Understanding how Linear Dynamical Model works in numpyro

abukva · March 11, 2024, 12:31pm

Hi all, I am trying to write a simple Linear Dynamical Model following Bishops definition (Chapter 13.3). In order to understand how to LDM works I first wanted to generate some toy data that I would know the parameters of and then try to predict them.

N_points = 500
A = 0.2
G = 0.5
C = 0.9
S = 1
mu0 = 0
V0 = 1

rng_key_toy_data = random.PRNGKey(33)
rng_key_toy_data, _ = random.split(rng_key_toy_data)

z1 = mu0 + random.normal(rng_key_toy_data) * V0

xs = []

z_prev = z1

for i in range(N_points):
    rng_key_toy_data, _ = random.split(rng_key_toy_data)
    z_t = random.normal(rng_key_toy_data) * G + z_prev * A
    
    rng_key_toy_data, _ = random.split(rng_key_toy_data)
    x_t = random.normal(rng_key_toy_data) * S + z_t * C
    z_prev = z_t
    xs += [x_t]
xs = jnp.array(xs)

So here I have toy data that looks like this:

So far so good. Now I proceed to creating a model:

def modelToy(obs_data = None):
    L = obs_data.shape[0]
    
    # priors for parameteres
    A = numpyro.sample("A", dist.Normal(1, 1))
    C = numpyro.sample("C", dist.Normal(1, 1))
    
    G = numpyro.sample("G", FoldedStudentT(4, 0.1))
    S = numpyro.sample("S", FoldedStudentT(4, 0.1))
    
    V0 = numpyro.sample("V0", FoldedStudentT(4, 0.1))
    mu0 = numpyro.sample("mu0", dist.Normal(0, 1))
    sigma = numpyro.sample("sigma", FoldedStudentT(4, np.std(obs_data)))
    
    #initial z value
    z1 = numpyro.sample('z1', dist.Normal(mu0, V0))
    
    def chain(z_prev, _):
        z_t = numpyro.sample('z', dist.Normal(A*z_prev, G))
        x_t = numpyro.sample('xt', dist.Normal(C*z_t, S))
        return z_t, x_t
    
    _, x = scan(chain, z1, jnp.arange(L), length=L)
    numpyro.deterministic('x', x)
    
    numpyro.sample("obs", dist.Normal(x, sigma), obs=obs_data)

Here I was trying to follow hmm example. Now I run it:

rng_key = random.PRNGKey(0)
rng_key, rng_key_ = random.split(rng_key)

mcmc = MCMC(NUTS(model=modelToy, adapt_step_size=True, step_size=1e-2), 
            num_samples=2000, 
            num_warmup=10000, 
            num_chains=4)

Now I want to see how posteriors look like and this is where I notice discrepancy:

As it can be seen all parameters have very huge variance and appear bimodal (which I am not sure where it’s coming from, taking into account that I have modeled data). Initially I thought that maybe warm-up phase is not long enough, so I tried increasing it, but nothing changed much. Any suggestions what am I doing wrong?

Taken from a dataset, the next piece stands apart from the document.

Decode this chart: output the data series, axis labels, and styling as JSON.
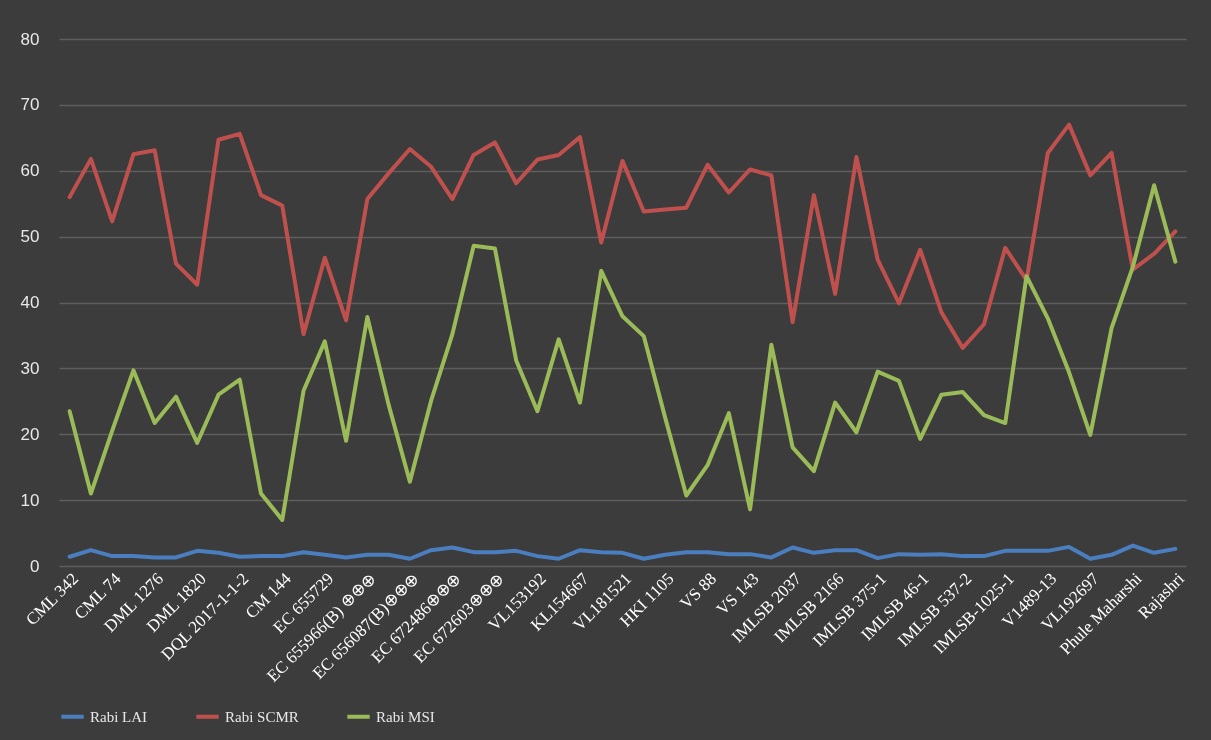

fehiepsi · March 12, 2024, 12:11am

I’m not sure how it is define but it could be that your prior is so strong.

abukva · March 12, 2024, 9:44am

Oh sorry my bad

def FoldedStudentT(df, loc=0, scale=1.0):
    return dist.FoldedDistribution(dist.StudentT(df, loc=loc, scale=scale))

I don’t think this is too restrictive prior, I also tried increasing scale here, but the result didn’t differ much.

fehiepsi · March 12, 2024, 1:03pm

If priors are not informative, you can look at likelihood of the data per each mcmc sample. Then compare with the likelihood of the ground truth parameters.

If priors are informative, you can look at potential energy of the samples and compare them with the true value.

abukva · March 12, 2024, 4:10pm

Thank, but beside priors being inappropriate is there anything else wrong in my approach?

fehiepsi · March 12, 2024, 11:00pm

Your model looks reasonable to me.

abukva · March 13, 2024, 8:35am

Thanks, I will try first for simplicity fixing all parameters except one and try to see how posteriors look like. Building from simplest to the full model.